"Yes; he has, little as you are disposed to acknowledge it. You do not seem to know that he can compel your submission!"
"Can he!" she hissed, drawing her breath sharply through her clenched teeth, and clutching her fingers convulsively, while a white ring gleamed around the blue iris of her dilated eyes. "Let him try! let him drive me to desperation, and then learn how spirits dare to escape! But he will not do that. Mimmy! he reads me better than you do; he knows that he must not urge me beyond my powers of endurance. No, mother! Let him take my uncle into his counsels again, if he pleases; let them combine all their ingenuity, and wickedness, and power, and bring them all to bear on me at once; let them do their worst—they shall not gain one concession from me; not one smile, not one word, not one single look of tolerance—so help me heaven! And they know it, mother!—they know it! And why? You are secured from their malice; now they can turn no screws upon my heart-strings!—and I am free! They know it, mother—they know it, if you do not."
"But, Jacquelina, this is a very, very wicked life to lead! You are living in a state of mortal sin while you persist in this shocking rebellion against the authority and just rights of your husband."

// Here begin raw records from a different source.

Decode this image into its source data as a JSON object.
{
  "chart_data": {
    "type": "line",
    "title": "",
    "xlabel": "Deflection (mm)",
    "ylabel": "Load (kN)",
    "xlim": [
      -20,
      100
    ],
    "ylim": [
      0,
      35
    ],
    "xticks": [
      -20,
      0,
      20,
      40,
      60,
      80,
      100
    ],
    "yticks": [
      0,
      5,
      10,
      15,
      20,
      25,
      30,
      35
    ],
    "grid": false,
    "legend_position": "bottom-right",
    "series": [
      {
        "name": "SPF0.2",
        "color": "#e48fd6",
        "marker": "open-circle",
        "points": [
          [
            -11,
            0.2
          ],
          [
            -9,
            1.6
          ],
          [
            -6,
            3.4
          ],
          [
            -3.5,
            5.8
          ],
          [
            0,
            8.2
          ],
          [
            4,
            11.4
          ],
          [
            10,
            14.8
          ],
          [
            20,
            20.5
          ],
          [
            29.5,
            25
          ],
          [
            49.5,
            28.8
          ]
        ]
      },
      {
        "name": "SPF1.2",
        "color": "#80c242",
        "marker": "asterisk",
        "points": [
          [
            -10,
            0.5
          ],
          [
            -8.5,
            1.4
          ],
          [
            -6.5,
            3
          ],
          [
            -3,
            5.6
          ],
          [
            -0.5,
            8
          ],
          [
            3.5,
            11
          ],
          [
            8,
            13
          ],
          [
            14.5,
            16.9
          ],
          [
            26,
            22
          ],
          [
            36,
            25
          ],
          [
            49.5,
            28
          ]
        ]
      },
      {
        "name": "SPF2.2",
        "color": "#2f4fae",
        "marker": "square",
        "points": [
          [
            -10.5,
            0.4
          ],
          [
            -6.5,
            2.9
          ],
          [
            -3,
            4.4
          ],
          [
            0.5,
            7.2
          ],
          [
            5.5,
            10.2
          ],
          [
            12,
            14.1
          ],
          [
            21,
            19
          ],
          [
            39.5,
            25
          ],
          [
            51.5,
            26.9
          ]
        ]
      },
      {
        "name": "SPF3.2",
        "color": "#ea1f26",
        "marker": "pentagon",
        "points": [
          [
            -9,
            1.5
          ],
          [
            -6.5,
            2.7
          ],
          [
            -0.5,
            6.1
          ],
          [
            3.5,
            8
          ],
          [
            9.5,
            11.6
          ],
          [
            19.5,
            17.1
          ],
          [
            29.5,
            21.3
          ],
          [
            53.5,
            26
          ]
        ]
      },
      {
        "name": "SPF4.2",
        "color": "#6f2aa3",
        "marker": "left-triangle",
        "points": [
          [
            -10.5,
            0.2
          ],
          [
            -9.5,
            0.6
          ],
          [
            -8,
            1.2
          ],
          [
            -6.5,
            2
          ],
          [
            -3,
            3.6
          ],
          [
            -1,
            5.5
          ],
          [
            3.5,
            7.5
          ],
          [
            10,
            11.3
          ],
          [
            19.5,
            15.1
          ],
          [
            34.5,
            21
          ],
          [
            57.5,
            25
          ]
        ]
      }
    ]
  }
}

"He is not my husband! that I utterly deny! I have never made him such! There was nothing in our nominal marriage to give him that claim. It was a mere legal form, for a mercenary purpose. It was a wicked and shameful subterfuge; a sacrilegious desecration of God's holy altar! but in its wickedness heaven knows I had little will! I was deluded and disturbed; facts were misrepresented to me, threats were made that could never have been executed; my fears were excited for your life; my affections were wrought upon; I was driven out of my senses even before I did consent to be his nominal wife—the legal sumpter-mule to carry him an estate. I promised nothing more, and I have kept all my promises. It is over! it is over! it is done! and it cannot be undone! But I never—never will forgive that man for the part he played in the drama!"
"Ave Maria, Mater Dolorosa! Was ever a mother so sorrowful as I? Holy saints and angels! how you shock me. Don't you know, wretched child, that you are committing deadly sin? Don't you know, alas! the holy church would refuse you its communion?"
"Let it! I will be excommunicated before I will give Dr. Grimshaw one tolerant glance! I will risk the eternal rather than fall into the nearer perdition!"
"Holy Mary save her! Don't you know, most miserable child! that such is your condition, that if you were to die now your soul would go to burning flames?"
"Ha! ha! Where do you think it is now, Mimmy?"
"You are mad! You don't know what you're talking about! And, alas! you are half an infidel, I know, for you don't believe in hell!"
"Yes, I do, Mimmy! Oh! yes, indeed I do! If ever my faith was shaken in that article of belief, it is firm enough now! It is more than re-established, for, look you, Mimmy! I believe in heaven, but I know of hell!"